Avec 215 000 passagers en 2019 pour 410 millions d’euros, les paquebots fluviaux confirment leur fort développement et leur importance sur l’économie touristique. Des marges de progressions existent, puisque l’on compte 19 paquebots naviguant sur la Seine alors qu’il y en a 136 sur le Rhin. Les péniches-hôtels, qui sont une version modèle réduit des paquebots fluviaux, destinée souvent à une clientèle plus haut de gamme, représentent quant à eux 62 millions d’euros pour 15 000 passagers. Naviguant souvent sur les canaux, ces bateaux sont ceux, de par leur gabarit, qui ont le plus souffert du manque d’eau et des fermetures de canaux lors de l’été 2019.

Des défis à relever

« On constate l’attractivité du tourisme fluvial à l’étranger, parfois sur des touristes venus de pays très lointain pour fréquenter des territoires ruraux français, indique Nicolas Delaporte. 90 % de ceux qui montent à bord de paquebots de croisière fluviale ou de péniches-hôtel ne seraient pas venus en France si ces activités ne leur avaient pas été proposées ». L’attractivité de la France n’est donc pas liée uniquement à ses sites touristiques majeurs, ses grandes villes, sa capitale et ses monuments emblématiques. L’étude montre que le fluvial permet de développer de l’activité économique dans tous les territoires, qui en tirent aussi des bénéfices en termes d’emploi.

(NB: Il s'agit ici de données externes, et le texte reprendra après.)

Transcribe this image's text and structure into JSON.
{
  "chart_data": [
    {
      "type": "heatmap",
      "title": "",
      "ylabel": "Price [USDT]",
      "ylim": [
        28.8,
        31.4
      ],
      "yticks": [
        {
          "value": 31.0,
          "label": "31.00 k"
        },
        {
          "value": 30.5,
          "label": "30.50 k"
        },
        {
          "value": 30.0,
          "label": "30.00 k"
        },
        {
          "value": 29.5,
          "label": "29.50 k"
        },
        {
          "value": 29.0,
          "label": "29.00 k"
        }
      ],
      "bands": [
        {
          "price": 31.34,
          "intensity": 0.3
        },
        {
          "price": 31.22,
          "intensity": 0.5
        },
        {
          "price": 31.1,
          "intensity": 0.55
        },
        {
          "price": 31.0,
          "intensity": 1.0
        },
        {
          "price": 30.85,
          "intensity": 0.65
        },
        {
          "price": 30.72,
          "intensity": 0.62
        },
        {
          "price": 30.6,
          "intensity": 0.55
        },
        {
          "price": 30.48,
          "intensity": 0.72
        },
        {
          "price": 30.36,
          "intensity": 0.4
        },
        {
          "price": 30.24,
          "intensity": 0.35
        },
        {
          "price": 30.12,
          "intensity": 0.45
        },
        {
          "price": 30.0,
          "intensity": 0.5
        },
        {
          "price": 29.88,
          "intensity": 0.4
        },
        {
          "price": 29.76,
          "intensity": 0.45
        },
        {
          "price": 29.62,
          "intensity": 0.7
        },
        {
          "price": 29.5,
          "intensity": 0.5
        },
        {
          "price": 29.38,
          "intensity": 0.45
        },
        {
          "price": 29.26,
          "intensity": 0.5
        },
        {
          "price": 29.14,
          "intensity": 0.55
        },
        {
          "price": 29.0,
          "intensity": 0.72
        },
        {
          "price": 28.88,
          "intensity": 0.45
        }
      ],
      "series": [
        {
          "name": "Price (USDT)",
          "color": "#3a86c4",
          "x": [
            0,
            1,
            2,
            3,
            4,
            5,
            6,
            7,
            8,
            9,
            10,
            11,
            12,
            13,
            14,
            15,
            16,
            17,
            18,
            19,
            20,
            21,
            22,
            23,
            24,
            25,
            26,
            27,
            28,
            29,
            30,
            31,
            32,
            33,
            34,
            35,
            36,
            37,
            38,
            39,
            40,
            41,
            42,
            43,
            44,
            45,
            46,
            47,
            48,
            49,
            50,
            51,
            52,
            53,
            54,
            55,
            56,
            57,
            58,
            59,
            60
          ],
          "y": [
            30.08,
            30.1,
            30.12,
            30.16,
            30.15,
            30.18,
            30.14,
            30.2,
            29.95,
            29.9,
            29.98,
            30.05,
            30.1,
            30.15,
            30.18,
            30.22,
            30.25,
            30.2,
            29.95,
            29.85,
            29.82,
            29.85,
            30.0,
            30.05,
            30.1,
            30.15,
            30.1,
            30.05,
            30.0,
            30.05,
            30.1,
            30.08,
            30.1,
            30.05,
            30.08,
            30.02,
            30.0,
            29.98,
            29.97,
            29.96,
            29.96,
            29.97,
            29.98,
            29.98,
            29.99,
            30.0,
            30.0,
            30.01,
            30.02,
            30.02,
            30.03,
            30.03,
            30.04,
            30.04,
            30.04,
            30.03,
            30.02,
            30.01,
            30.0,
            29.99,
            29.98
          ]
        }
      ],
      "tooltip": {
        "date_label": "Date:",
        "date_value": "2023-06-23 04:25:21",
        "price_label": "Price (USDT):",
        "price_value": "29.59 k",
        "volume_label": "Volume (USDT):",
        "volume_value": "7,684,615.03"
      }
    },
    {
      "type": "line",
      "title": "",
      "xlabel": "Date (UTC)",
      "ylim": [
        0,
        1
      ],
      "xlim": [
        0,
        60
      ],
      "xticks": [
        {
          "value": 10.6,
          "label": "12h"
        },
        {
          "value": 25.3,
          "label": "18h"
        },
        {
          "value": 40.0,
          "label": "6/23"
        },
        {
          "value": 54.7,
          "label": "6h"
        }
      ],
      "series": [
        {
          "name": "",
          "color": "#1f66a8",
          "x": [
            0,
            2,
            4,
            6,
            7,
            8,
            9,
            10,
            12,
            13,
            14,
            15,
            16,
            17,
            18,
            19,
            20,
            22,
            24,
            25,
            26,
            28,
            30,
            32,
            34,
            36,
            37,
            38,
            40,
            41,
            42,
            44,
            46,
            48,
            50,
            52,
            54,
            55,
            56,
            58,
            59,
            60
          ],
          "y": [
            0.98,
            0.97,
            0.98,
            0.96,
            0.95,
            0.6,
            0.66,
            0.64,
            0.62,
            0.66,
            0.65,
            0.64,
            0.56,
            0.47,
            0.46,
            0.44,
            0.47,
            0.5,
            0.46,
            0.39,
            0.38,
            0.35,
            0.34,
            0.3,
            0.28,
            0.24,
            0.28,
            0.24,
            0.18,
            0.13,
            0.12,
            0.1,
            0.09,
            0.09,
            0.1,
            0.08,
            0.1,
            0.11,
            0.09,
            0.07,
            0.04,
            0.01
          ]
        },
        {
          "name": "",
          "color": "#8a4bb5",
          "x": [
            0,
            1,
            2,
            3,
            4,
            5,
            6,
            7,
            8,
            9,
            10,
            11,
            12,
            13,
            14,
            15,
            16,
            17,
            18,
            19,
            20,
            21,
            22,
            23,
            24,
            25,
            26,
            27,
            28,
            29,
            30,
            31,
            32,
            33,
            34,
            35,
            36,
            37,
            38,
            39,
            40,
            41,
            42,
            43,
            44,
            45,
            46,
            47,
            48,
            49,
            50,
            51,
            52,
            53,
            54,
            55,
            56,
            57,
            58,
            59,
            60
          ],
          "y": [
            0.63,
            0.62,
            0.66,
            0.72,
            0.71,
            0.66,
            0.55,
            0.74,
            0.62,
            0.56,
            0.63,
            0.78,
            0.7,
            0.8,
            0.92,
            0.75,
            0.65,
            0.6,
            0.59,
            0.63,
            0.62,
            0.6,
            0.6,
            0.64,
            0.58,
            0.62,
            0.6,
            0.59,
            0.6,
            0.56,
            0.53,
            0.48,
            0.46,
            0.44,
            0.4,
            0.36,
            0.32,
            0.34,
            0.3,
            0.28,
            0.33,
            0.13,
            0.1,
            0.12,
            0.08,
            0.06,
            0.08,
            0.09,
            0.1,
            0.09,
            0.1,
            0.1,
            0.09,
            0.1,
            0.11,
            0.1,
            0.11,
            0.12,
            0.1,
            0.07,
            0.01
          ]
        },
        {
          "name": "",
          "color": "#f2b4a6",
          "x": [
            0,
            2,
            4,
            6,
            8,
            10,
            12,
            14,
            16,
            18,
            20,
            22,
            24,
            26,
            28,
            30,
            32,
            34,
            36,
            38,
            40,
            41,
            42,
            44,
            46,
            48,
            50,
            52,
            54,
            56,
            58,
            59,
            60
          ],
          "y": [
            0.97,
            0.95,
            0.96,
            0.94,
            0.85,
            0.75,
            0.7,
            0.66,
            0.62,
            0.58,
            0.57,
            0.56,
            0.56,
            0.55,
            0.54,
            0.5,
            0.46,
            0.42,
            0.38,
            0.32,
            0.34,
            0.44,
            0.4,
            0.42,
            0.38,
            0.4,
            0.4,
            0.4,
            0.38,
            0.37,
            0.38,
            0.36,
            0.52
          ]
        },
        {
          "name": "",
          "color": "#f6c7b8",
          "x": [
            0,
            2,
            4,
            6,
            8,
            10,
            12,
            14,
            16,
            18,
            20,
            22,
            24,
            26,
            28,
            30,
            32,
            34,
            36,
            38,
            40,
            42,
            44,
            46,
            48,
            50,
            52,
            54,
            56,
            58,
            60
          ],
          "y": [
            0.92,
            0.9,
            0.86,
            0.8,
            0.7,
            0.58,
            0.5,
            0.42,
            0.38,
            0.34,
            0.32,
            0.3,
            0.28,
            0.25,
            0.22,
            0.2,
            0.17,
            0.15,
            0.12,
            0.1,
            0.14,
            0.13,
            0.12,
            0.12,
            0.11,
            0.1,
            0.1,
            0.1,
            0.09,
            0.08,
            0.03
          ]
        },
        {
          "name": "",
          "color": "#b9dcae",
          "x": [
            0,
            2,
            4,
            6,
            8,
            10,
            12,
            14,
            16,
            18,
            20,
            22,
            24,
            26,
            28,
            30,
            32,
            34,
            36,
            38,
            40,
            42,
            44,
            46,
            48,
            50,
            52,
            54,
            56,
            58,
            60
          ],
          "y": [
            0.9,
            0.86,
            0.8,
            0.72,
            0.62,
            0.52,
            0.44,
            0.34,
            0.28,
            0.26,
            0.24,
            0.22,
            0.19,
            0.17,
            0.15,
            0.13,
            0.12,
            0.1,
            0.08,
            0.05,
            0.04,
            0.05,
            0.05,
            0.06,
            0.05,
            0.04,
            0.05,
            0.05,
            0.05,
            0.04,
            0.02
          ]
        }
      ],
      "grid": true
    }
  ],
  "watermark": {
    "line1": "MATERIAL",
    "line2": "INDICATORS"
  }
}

Les bateaux de location habitables sans permis, loués souvent à la semaine, pèsent 110 millions d’euros et ont embarqué 130 000 personnes en 2018. Le canal du Midi et l’Est de la France sont les destinations privilégiées pour cette activité qui a aussi le vent en poupe. Enfin, la plaisance privée compte pour 99 millions d’euros, dont un gros tiers pour l’entretien de ces bateaux de propriétaires. Parmi ces bateaux, 37 % ne naviguent que huit jours par an, ce qui conduit VNF à s’interroger sur la stratégie à adopter pour en développer l’utilisation.

Autre défi à relever : celui de l’empreinte environnementale. En effet, l’âge moyen des bateaux s’accroît, surtout pour la plaisance privée dont 42 % de la flotte a plus de 30 ans. Un tiers seulement de ces bateaux sont équipés pour la récupération des eaux usées. Quant à la modernisation de la motorisation des bateaux, c’est une question qui se pose à l’ensemble de la flotte du tourisme fluvial : « On a beau être dans le slow tourisme, les acteurs s’engagent dans une transition énergétique rapide, souligne Nicolas Delaporte. Sur la motorisation électrique, le niveau de satisfaction des clients est très élevé, puisqu’ils constatent facilement l’absence de bruit, de fumée et d’odeur, ainsi que le maillage satisfaisant en ce qui concerne les bornes de recharge ».